Key Takeaways with Craig

Once again, due to travel schedules, we will be using today’s Key Takeaways section to put a spotlight on one of CME’s growing Interest Rate products; the Micro Treasury Yield futures.  These futures products allow traders to gain exposure to, by some measures, the largest debt market in the world in a straightforward, intuitive manner.  Some characteristics of these products include:

  • Offered in the 2, 5, 10 and 30-Year Tenors.
  • Based on the current “on-the-run” treasury issue which means that it will track the most recently issued instrument in each tenor.
  •  Static basis point value ($10).  Regardless of what tenor a trader desires exposure, each basis point (.01 of one percent) has a consistent value of $10. This means that, if a trader wants to trade one tenor relative to another (for example, the 2-Year vs the 10-year) they do not need to adjust for different ratios or quantities. 
  •  Quoted in Yield, not Price, allowing the trader to see exactly at what rate the instrument is currently yielding.
  • They are cash settled if held to expiration so there is not risk of an obligation to make or take delivery of the underlying security. 

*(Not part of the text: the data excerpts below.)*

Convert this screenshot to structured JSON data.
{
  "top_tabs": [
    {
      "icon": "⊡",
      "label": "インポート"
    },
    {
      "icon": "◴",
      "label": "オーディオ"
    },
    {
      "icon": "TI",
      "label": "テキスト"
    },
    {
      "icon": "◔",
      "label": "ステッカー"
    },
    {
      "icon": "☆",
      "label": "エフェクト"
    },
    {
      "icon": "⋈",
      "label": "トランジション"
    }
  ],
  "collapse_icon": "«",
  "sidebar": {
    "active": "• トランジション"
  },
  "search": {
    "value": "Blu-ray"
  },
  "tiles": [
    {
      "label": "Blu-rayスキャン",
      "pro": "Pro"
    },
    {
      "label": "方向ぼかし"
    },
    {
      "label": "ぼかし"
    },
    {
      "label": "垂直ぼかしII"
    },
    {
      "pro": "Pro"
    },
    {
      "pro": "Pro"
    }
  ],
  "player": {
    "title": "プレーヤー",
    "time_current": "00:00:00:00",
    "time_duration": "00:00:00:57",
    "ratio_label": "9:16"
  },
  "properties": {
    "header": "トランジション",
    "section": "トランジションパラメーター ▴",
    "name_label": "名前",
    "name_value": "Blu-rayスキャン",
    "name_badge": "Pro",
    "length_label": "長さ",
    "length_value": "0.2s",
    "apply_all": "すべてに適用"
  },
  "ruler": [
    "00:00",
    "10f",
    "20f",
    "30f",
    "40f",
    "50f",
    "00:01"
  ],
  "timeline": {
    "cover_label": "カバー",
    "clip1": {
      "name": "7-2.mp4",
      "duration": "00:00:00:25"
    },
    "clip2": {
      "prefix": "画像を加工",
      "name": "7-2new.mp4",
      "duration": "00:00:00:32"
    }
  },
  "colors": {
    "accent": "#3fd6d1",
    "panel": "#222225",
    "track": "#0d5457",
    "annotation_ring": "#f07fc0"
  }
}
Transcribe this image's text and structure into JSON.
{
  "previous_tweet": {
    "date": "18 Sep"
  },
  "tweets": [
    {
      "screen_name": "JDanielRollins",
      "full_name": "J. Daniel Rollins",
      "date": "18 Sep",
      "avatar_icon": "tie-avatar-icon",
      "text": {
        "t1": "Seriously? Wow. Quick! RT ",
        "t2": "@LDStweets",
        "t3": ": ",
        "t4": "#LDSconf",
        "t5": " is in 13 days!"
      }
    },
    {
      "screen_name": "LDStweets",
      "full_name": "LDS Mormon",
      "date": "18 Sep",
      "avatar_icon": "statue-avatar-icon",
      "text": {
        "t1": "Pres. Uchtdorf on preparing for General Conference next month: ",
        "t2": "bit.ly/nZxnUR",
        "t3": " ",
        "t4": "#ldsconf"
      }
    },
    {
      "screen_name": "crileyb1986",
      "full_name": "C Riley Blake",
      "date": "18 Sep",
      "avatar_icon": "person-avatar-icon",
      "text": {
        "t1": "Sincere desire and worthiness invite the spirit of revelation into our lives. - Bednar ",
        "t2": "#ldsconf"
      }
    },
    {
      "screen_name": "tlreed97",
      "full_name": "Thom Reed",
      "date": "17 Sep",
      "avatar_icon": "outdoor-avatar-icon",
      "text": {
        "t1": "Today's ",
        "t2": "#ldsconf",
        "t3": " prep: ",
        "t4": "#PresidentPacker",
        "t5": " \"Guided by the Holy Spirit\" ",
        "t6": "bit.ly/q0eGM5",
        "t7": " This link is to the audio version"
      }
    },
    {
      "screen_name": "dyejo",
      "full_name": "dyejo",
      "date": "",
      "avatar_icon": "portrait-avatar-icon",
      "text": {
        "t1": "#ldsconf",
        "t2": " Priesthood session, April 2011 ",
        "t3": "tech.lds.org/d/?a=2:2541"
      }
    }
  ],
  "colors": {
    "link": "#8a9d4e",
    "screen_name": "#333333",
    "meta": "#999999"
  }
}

Consider the following hypothetical example:

  • The Micro 2-Year Yield is trading at 4.880 and the Micro 10-Year Yield is trading at 4.293
  • Suppose a trader wanted to assume a position that would profit if the 10-Year Yield rose relative to the 2-Year (the curve moved toward a more “normal” shape where the longer dated maturities yield more than the shorter dated). 
  • They could buy the Micro 10-Year and sell the Micro 2-Year for -.587 (58.7 basis points).  Keep in mind, CME lists defined spreads on these instruments so this could be done in one transaction without assuming any leg risk. 
  • Now, assume hypothetically, the curve did become “less inverted” and the Micro 10-Year rose to 4.500 and the Micro 2-Year rose to 4.950, the trader would realize a profit of 13.7 (.587-.450) basis points.  Since each basis point is worth $10.00, this trade would profit a hypothetical $137.00.

We’ve included a graph of the Micro 2-Year versus Micro 10-Year Treasury Yield for reference.  As you can see, the inversion is currently just under 60 basis points, but has been as deep as 100 as recently as the end of July.